Memento Mori it's not.

Recently City Hall announced its plans for the official city remembrance of Katrina at the one year anniversary. (I found it via Wet Bank Guide. )

Some of it is appropriate, like a prayer breakfast and the laying of wreaths at the canal breaches. But a lot of it is a tacky-sounding, conventionesque spectacle based at, of all places, Harrah's Casino.

  • A silent jewelry auction?
  • Cooking demonstrations by Emeril?
  • A talent competition?
  • A "gala ball" at Harrah's for Diamond and Platinum ticket holders?

And maybe worst of all, a One New Orleans Parade "in the tradition of a Jazz Funeral" from (shudder) the Convention Center to the Superdome.

I get what Nagin et al are trying to do with this. They are trying to create a tourist spectacle, trying to show that NOLA is still open for business.

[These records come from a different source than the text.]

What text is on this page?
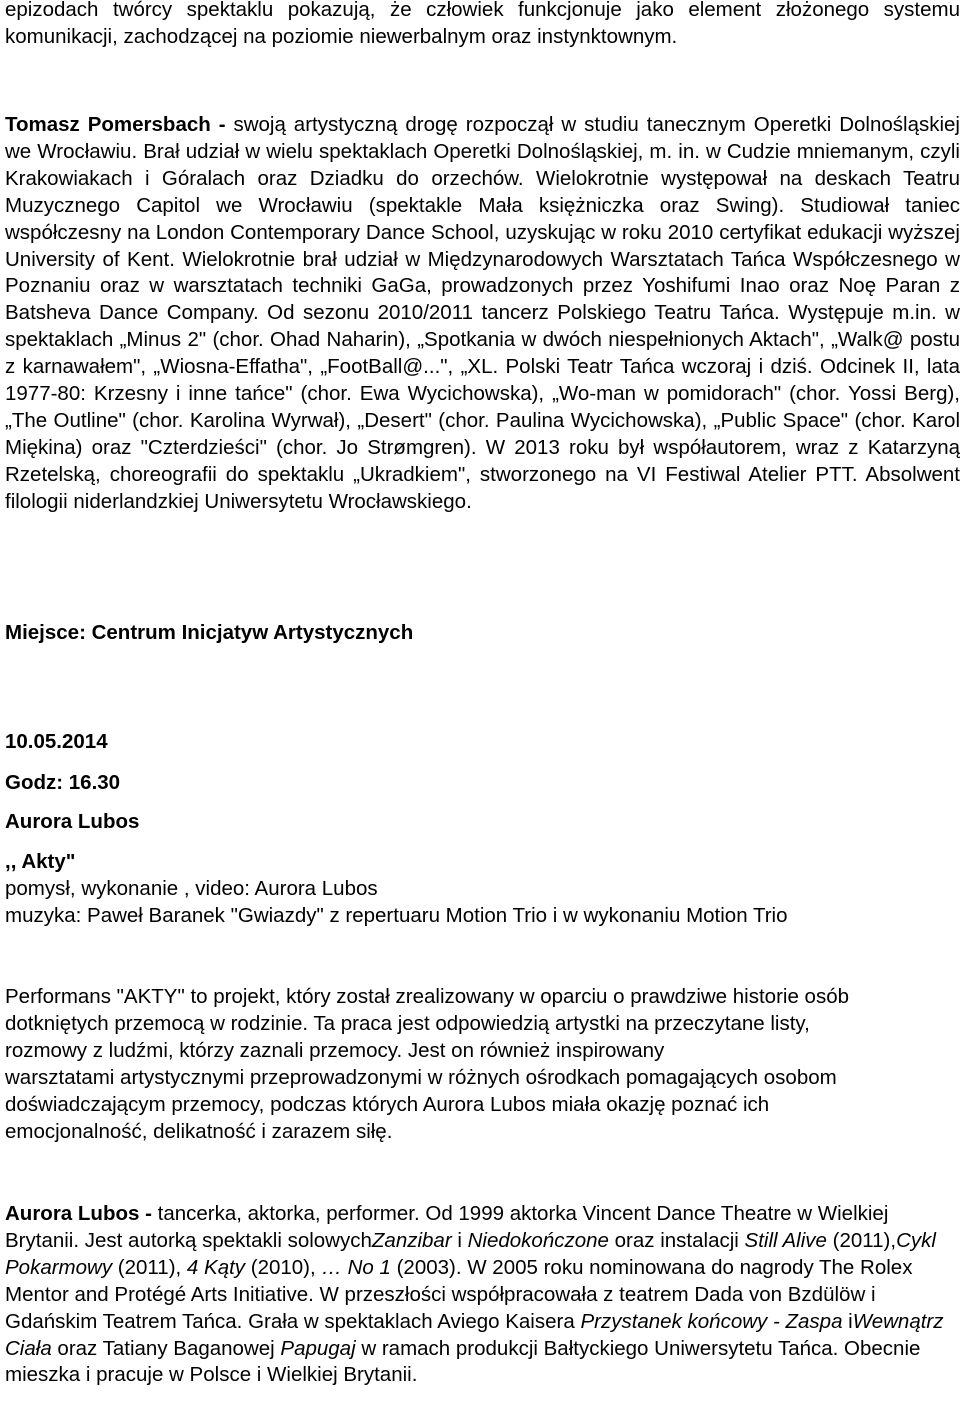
epizodach twórcy spektaklu pokazują, że człowiek funkcjonuje jako element złożonego systemu komunikacji, zachodzącej na poziomie niewerbalnym oraz instynktownym.

Tomasz Pomersbach - swoją artystyczną drogę rozpoczął w studiu tanecznym Operetki Dolnośląskiej we Wrocławiu. Brał udział w wielu spektaklach Operetki Dolnośląskiej, m. in. w Cudzie mniemanym, czyli Krakowiakach i Góralach oraz Dziadku do orzechów. Wielokrotnie występował na deskach Teatru Muzycznego Capitol we Wrocławiu (spektakle Mała księżniczka oraz Swing). Studiował taniec współczesny na London Contemporary Dance School, uzyskując w roku 2010 certyfikat edukacji wyższej University of Kent. Wielokrotnie brał udział w Międzynarodowych Warsztatach Tańca Współczesnego w Poznaniu oraz w warsztatach techniki GaGa, prowadzonych przez Yoshifumi Inao oraz Noę Paran z Batsheva Dance Company. Od sezonu 2010/2011 tancerz Polskiego Teatru Tańca. Występuje m.in. w spektaklach „Minus 2" (chor. Ohad Naharin), „Spotkania w dwóch niespełnionych Aktach", „Walk@ postu z karnawałem", „Wiosna-Effatha", „FootBall@...", „XL. Polski Teatr Tańca wczoraj i dziś. Odcinek II, lata 1977-80: Krzesny i inne tańce" (chor. Ewa Wycichowska), „Wo-man w pomidorach" (chor. Yossi Berg), „The Outline" (chor. Karolina Wyrwał), „Desert" (chor. Paulina Wycichowska), „Public Space" (chor. Karol Miękina) oraz "Czterdzieści" (chor. Jo Strømgren). W 2013 roku był współautorem, wraz z Katarzyną Rzetelską, choreografii do spektaklu „Ukradkiem", stworzonego na VI Festiwal Atelier PTT. Absolwent filologii niderlandzkiej Uniwersytetu Wrocławskiego.

Miejsce: Centrum Inicjatyw Artystycznych

10.05.2014

Godz: 16.30

Aurora Lubos

,, Akty"

pomysł, wykonanie , video: Aurora Lubos

muzyka: Paweł Baranek "Gwiazdy" z repertuaru Motion Trio i w wykonaniu Motion Trio

Performans "AKTY" to projekt, który został zrealizowany w oparciu o prawdziwe historie osób

dotkniętych przemocą w rodzinie. Ta praca jest odpowiedzią artystki na przeczytane listy,

rozmowy z ludźmi, którzy zaznali przemocy. Jest on również inspirowany

warsztatami artystycznymi przeprowadzonymi w różnych ośrodkach pomagających osobom

doświadczającym przemocy, podczas których Aurora Lubos miała okazję poznać ich

emocjonalność, delikatność i zarazem siłę.

Aurora Lubos - tancerka, aktorka, performer. Od 1999 aktorka Vincent Dance Theatre w Wielkiej Brytanii. Jest autorką spektakli solowychZanzibar i Niedokończone oraz instalacji Still Alive (2011),Cykl Pokarmowy (2011), 4 Kąty (2010), … No 1 (2003). W 2005 roku nominowana do nagrody The Rolex Mentor and Protégé Arts Initiative. W przeszłości współpracowała z teatrem Dada von Bzdülöw i Gdańskim Teatrem Tańca. Grała w spektaklach Aviego Kaisera Przystanek końcowy - Zaspa iWewnątrz Ciała oraz Tatiany Baganowej Papugaj w ramach produkcji Bałtyckiego Uniwersytetu Tańca. Obecnie mieszka i pracuje w Polsce i Wielkiej Brytanii.
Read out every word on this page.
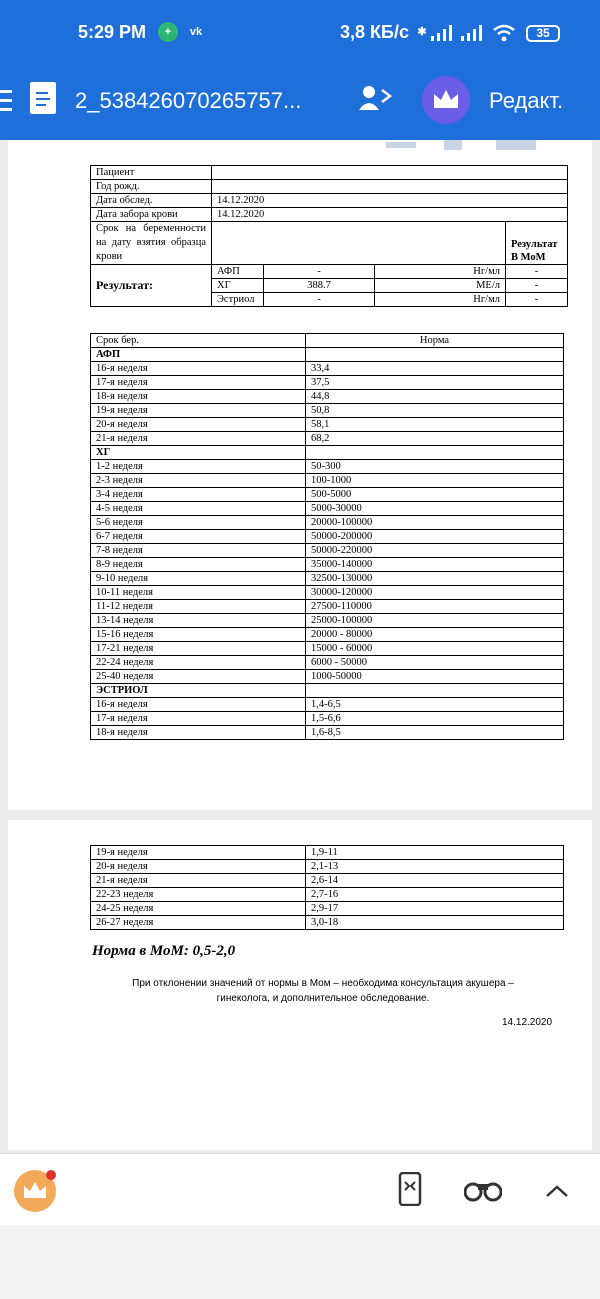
5:29 PM	+	vk	3,8 КБ/с ✱	35
2_538426070265757...	Редакт.
Пациент				
Год рожд.				
Дата обслед.	14.12.2020			
Дата забора крови	14.12.2020			
Срок на беременности на дату взятия образца крови				Результат В МоМ
Результат:	АФП	-	Нг/мл	-
	ХГ	388.7	МЕ/л	-
	Эстриол	-	Нг/мл	-
Срок бер.	Норма
АФП	
16-я неделя	33,4
17-я неделя	37,5
18-я неделя	44,8
19-я неделя	50,8
20-я неделя	58,1
21-я неделя	68,2
ХГ	
1-2 неделя	50-300
2-3 неделя	100-1000
3-4 неделя	500-5000
4-5 неделя	5000-30000
5-6 неделя	20000-100000
6-7 неделя	50000-200000
7-8 неделя	50000-220000
8-9 неделя	35000-140000
9-10 неделя	32500-130000
10-11 неделя	30000-120000
11-12 неделя	27500-110000
13-14 неделя	25000-100000
15-16 неделя	20000 - 80000
17-21 неделя	15000 - 60000
22-24 неделя	6000 - 50000
25-40 неделя	1000-50000
ЭСТРИОЛ	
16-я неделя	1,4-6,5
17-я неделя	1,5-6,6
18-я неделя	1,6-8,5
19-я неделя	1,9-11
20-я неделя	2,1-13
21-я неделя	2,6-14
22-23 неделя	2,7-16
24-25 неделя	2,9-17
26-27 неделя	3,0-18
Норма в МоМ: 0,5-2,0
При отклонении значений от нормы в Мом – необходима консультация акушера – гинеколога, и дополнительное обследование.
14.12.2020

But I think this is exactly the wrong approach. The one-year anniversary is not a tourist spectacle, not some twisted version of Mardi Gras. It should be for us, the survivors, the people. Not the tourists.

When they are still finding dead bodies in the Lower Ninth, when people still cannot live in their own houses a year later, when Gentilly and NO East have no phone service and spotty electricity, the idea of a "diamond and platinum gala" is offensive and inappropriate.

"In the tradition of a jazz funeral?" Why not a real, honest to God Jazz Funeral? A funeral for the missing and presumed dead. A funeral for the New Orleas that was.